L’INTERVENTO: IL TEMPO DELLA CITTÀ E L’ORA DELLA COMUNITÀ

Intervengo nel vivo del dibattito sulle Isole Pedonali a Messina.

Mi piacciono le isole pedonali. Non siano opzione ideologica né spot propagandistico.

Credo che il percorso della Giunta e del Consiglio sia corretto ma non esaustivo.

Mi sembra serio un approccio al tema connesso al Piano Urbano del Traffico, della Mobilità sostenibile e dei Parcheggi di interscambio. Mi sembra, altresì, matura una riflessione  non intesa a perimetrare l’interdizione veicolare ma a concepire spazi curati, riqualificati e animati.

Andare oltre una mera pedonalizzazione è uno dei maggiori strumenti per creare identità culturale (etica ed estetica) e diversificare l’offerta e l’appeal della città. È un modo, peraltro, per scommettere con serietà sulla bellezza di Messina. Ne beneficeranno anche e soprattutto i commercianti. Con quest’ultimi, che non sono ultimi, bisogna sapere dialogare. Bisogna tutti fare sistema e bisogna ragionare in termini di sistema urbano integrato. D’altronde il processo decisionale non potrà che essere partecipato anche in ottica di equità tra zone, ambiti, quartieri che rivendicano nuove centralità, resilienza e sicurezza … in sintesi prossimità.

Tuttavia, vi è una cornice anzi uno sfondo a cui – mi pare – non si accenni se non larvatamente. 

Si tratta del “Piano dei tempi e degli orari della città”, strumento contemplato normativamente come obbligo, che contribuisce ad offrire senso ad ogni condivisa scelta strategica, volàno di crescita e solidarietà. Il tempo va concepito sempre più come risorsa piuttosto che come vincolo o limite.

Di cosa stiamo parlando?

L’amministrazione pubblica, comunale e regionale, può e deve essere parte attiva per consentire una più equilibrata fruizione del tempo personale e comunitario.

Stiamo parlando di azioni mirate sia a migliorare la qualità della vita dei cittadini e la qualità dell’urbe sia a conciliare tempi personali e familiari, tempi di lavoro e tempi per un miglior uso degli spazi della città. Azioni che ottimizzino nella connessione reti e maglie di collegamento, topos di incontri di presenza e da remoto, c.d. “banche del tempo”, competenze digitali e tecnologiche, impiego dell’inevitabile  crescente tempo libero (per svago, sport, gioco, curiosità intellettuale, ricerca introspettiva e parola da spendere civilmente e civicamente).

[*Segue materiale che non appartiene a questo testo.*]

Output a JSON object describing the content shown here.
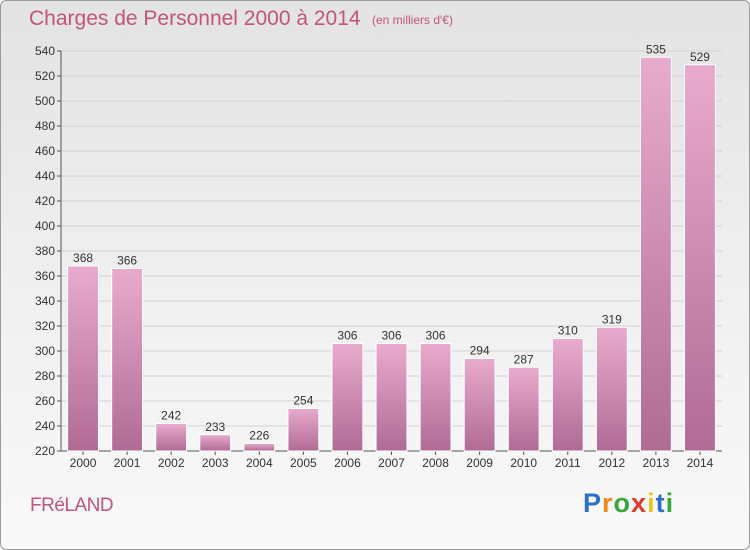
{
  "header": {
    "title": "Charges de Personnel 2000 à 2014",
    "subtitle": "(en milliers d'€)"
  },
  "footer": {
    "commune": "FRéLAND",
    "logo_letters": [
      "P",
      "r",
      "o",
      "x",
      "i",
      "t",
      "i"
    ],
    "logo_colors": [
      "#2f6fcc",
      "#f08a1c",
      "#36a83a",
      "#e23b2e",
      "#f0c41a",
      "#2f6fcc",
      "#36a83a"
    ]
  },
  "colors": {
    "bar_light": "#e9abcd",
    "bar_dark": "#b06b95",
    "text_accent": "#c2547a"
  },
  "chart_data": {
    "type": "bar",
    "title": "Charges de Personnel 2000 à 2014",
    "subtitle": "(en milliers d'€)",
    "categories": [
      "2000",
      "2001",
      "2002",
      "2003",
      "2004",
      "2005",
      "2006",
      "2007",
      "2008",
      "2009",
      "2010",
      "2011",
      "2012",
      "2013",
      "2014"
    ],
    "values": [
      368,
      366,
      242,
      233,
      226,
      254,
      306,
      306,
      306,
      294,
      287,
      310,
      319,
      535,
      529
    ],
    "ylim": [
      220,
      540
    ],
    "yticks": [
      220,
      240,
      260,
      280,
      300,
      320,
      340,
      360,
      380,
      400,
      420,
      440,
      460,
      480,
      500,
      520,
      540
    ],
    "grid": true,
    "xlabel": "",
    "ylabel": ""
  }
}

Le “isole” non devono essere temute come luoghi di isolamento. Esattamente il contrario. Esattamente il contrario dell’imbarazzante messaggio del “resto a casa” di recente memoria che ha prodotto “l’immagine di città vuote, immobili e silenziose, in cui il tempo si è fermato e ha fermato la vita stessa” ampliandosi nella latitudine delle mura domestiche ogni senso di solitudine e desolazione e facilitandosi all’esterno il “campo di battaglia” e/o “l’ospedale da campo”.

Occorre, insomma, darsi ritmi nuovi. Ritmi che non abbiano come conseguenza espulsioni o repulsioni. Ritmi che non producano come effetto convulsioni e frenesie girando l’angolo. Ritmi che non escludano pezzi di città. 

Ritmi nuovi di inclusione e accoglienza per i cittadini, gli ospiti, i turisti. 

Questi ritmi richiedono passi da sperimentare ma non da improvvisare. Il passo falso ci sta ma il passo nel vuoto ideale, concettuale, progettuale … no.